Another important finding of this study was to show that PCO2 gap progressively increased despite an augmentation of portal blood flow in hypercapnia versus normocapnia group. Paradoxically, arterial lactate in hypercapnia group was slightly but significantly reduced at 4-h study period versus the normocapnia group. As previously documented [25], arterial lactate per se, particularly in sepsis, does not always mirror the severity of tissue hypoxia. Although we did not directly assess the alterations of microvascular blood flow in gut mucosa, this finding suggests that the amelioration of LPS-induced gut barrier dysfunction under hypercapnic acidosis was not caused by the increase of intramucosal blood flow. High PCO2 produces a rightward shift of the oxygen dissociation curve by increasing P50 value of hemoglobin, resulting in the augmentation of oxygen delivery to tissues as flow-independent mechanism [26]. While the exact mechanisms to enlarge PCO2 gap remain unclear, hypercapnic acidosis might be able to redistribute blood flow to the others from mucosal layer of intestinal wall, augment intramucosal CO2 production and/or produce progression of intramucosal hypoxia resulting in anaerobic glycolysis. In addition, the changes of intracellular pH exert a variety of actions on ionic conductance of cellular membranes, thus disturbing electric properties of excitable cells [27]. In gut mucosa, these alterations of membrane potential may be able to make intestinal wall rigid against macromolecules, i.e., hypercapnic acidosis preserves gut mucosal homeostasis possibly through the modulation of membrane potential rather than the amelioration of intramucosal blood flow.

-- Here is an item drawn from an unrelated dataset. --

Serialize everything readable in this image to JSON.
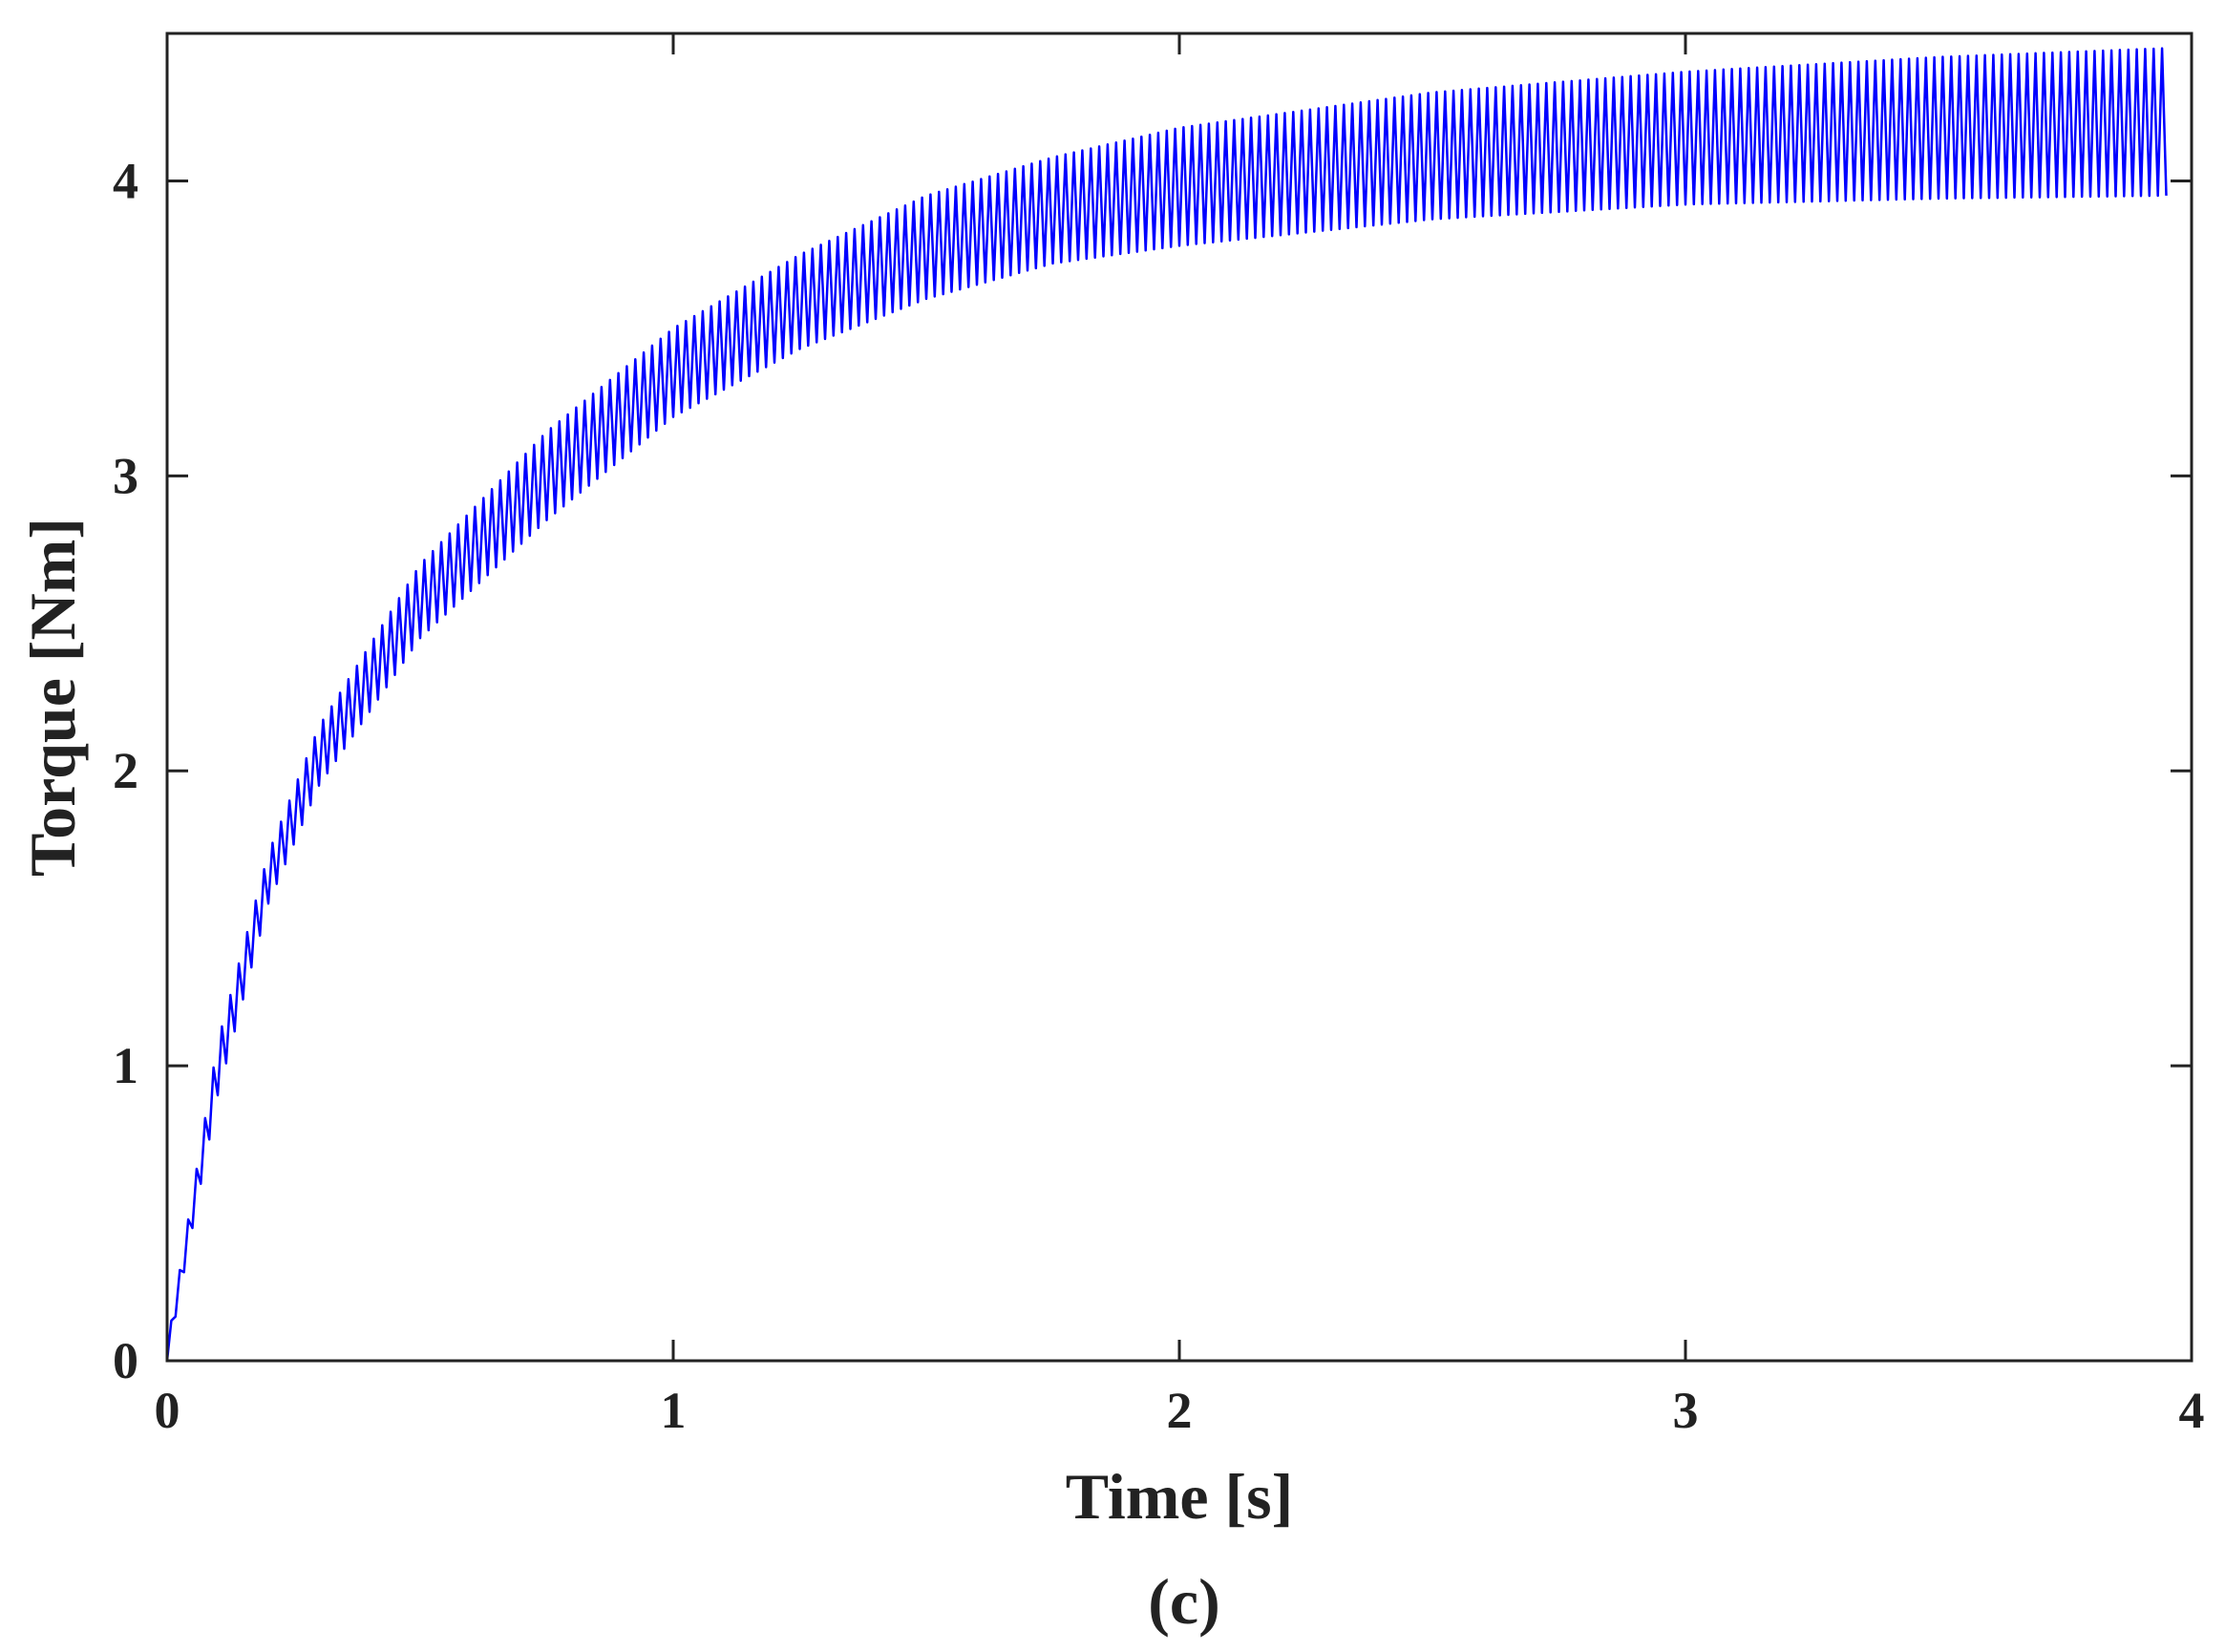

There are several limitations to interpret the data herein. Since the results of this study were obtained during 4 h of acute hypercapnia, prolonged effects remain to be fully determined. The present study clearly showed that gut mucosal barrier dysfunction caused by endotoxin infusion was ameliorated at least within 4 h of moderate hypercapnia. Second, this endotoxemic model may not be clinically relevant to mirror septic patients because hemodynamic parameters such as MAP and heart rate remained constant throughout the study periods. Although we did not measure cardiac output directly, increased portal blood flow up to 30% in normocapnia group suggests that cardiac output in this model was augmented by infusion of endotoxin and aggressive fluid therapy. Finally, since enzyme-linked immunoassay kits for many kinds of inflammatory cytokines are not commercially available for rabbits, we are unable to examine these markers, which might be more convincing to elucidate the mechanisms regarding the modulation of inflammation.

In conclusion, hypercapnic acidosis minimized endotoxin-induced gut barrier dysfunction possibly through neutrophil-independent mechanisms. Lung protective strategy inducing hypercapnic acidosis may serve to protect gut barrier function in critically ill patients.